Anders Behring Breivik had no legitimate grievance | Gavan Titley and Alana Lentin | Comment is free

/anders-behring-breivik-multicultural-fa

  • Anders Behring Breivik had no legitimate grievance | Gavan Titley and Alana Lentin | Comment is free | guardian.co.uk
    http://www.guardian.co.uk/commentisfree/2011/jul/26/anders-behring-breivik-multicultural-failure?CMP=twt_gu

    Despite the fact that Anders Behring Breivik was not permitted to publicly justify his actions in public on Monday, a scrambling defence of his repertoire of prejudice is already in full swing. Writing in the Wall Street Journal, Bruce Bawer, who is quoted by Breivik in his manifesto 2083: A European Declaration of Independence, emphasises his repeated warnings that a rightwing extremist may use violence to address “legitimate concerns about genuine problems”. Bawer blames mainstream politics for failing to address the corrosion of Europe by Islamicisation and multiculturalism, meanwhile The Jerusalem Post cautions that “Oslo’s devastating tragedy should not be allowed to be manipulated by those who would cover up the abject failure of multiculturalism”.

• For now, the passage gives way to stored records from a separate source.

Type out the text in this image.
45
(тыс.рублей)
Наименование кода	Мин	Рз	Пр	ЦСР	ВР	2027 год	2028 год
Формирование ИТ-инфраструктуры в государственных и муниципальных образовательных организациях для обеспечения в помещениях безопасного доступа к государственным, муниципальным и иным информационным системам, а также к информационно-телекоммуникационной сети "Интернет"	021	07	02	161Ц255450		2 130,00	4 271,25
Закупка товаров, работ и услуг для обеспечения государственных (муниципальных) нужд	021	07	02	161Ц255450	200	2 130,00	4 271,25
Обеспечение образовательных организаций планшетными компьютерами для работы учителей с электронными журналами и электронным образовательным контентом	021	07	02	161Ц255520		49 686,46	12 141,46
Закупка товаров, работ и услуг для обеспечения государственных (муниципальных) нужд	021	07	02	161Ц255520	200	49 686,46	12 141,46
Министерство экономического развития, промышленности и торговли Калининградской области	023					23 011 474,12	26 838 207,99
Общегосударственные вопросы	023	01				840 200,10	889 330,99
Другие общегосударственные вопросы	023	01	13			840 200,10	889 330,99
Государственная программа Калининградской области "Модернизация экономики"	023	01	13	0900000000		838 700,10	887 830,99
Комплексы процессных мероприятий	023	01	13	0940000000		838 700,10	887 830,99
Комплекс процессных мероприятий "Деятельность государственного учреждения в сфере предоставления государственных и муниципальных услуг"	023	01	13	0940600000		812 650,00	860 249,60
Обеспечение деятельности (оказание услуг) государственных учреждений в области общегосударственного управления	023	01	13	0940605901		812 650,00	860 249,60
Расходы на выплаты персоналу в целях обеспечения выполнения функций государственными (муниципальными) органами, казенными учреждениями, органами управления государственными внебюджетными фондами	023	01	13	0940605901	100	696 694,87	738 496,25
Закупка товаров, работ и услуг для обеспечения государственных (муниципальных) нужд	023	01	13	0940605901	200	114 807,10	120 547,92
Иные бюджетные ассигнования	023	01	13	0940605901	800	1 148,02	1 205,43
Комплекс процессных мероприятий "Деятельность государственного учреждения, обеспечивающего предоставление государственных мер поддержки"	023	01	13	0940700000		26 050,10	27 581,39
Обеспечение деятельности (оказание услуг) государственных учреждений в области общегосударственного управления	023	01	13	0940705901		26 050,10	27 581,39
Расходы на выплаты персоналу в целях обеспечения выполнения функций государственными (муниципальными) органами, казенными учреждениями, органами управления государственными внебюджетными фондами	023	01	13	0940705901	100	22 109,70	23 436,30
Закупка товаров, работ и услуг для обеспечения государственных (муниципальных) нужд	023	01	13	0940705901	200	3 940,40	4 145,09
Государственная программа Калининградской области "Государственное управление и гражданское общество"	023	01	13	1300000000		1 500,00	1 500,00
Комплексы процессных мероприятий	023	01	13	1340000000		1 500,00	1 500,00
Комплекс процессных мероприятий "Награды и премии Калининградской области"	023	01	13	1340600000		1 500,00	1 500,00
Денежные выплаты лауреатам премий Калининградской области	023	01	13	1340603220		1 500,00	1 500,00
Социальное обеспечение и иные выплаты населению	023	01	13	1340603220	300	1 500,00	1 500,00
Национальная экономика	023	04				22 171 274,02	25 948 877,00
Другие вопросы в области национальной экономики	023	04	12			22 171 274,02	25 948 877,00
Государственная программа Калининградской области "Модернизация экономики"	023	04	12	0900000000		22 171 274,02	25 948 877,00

    Racism is often justified as an aberrant reaction to understandable provocation; the focus on “multiculturalism” in the aftermath of the Oslo tragedy draws attention to contemporary racism’s most elastic alibi. The “failure of multiculturalism” is an article of faith in European politics and, like all acts of faith, it depends on the acceptance of an underlying mystery. Despite the denunciations of this “failed experiment”, there has never been a time in Europe where multiculturalism was the dominant ideology. As Ralph Grillo has argued, state practices, in the few countries that have adopted them, are characterised by a “weak” patchwork of policy initiatives and aspirational rhetoric. Yet critics have consistently assumed the damaging existence of a coherent “strong” form, which is always “unbridled”.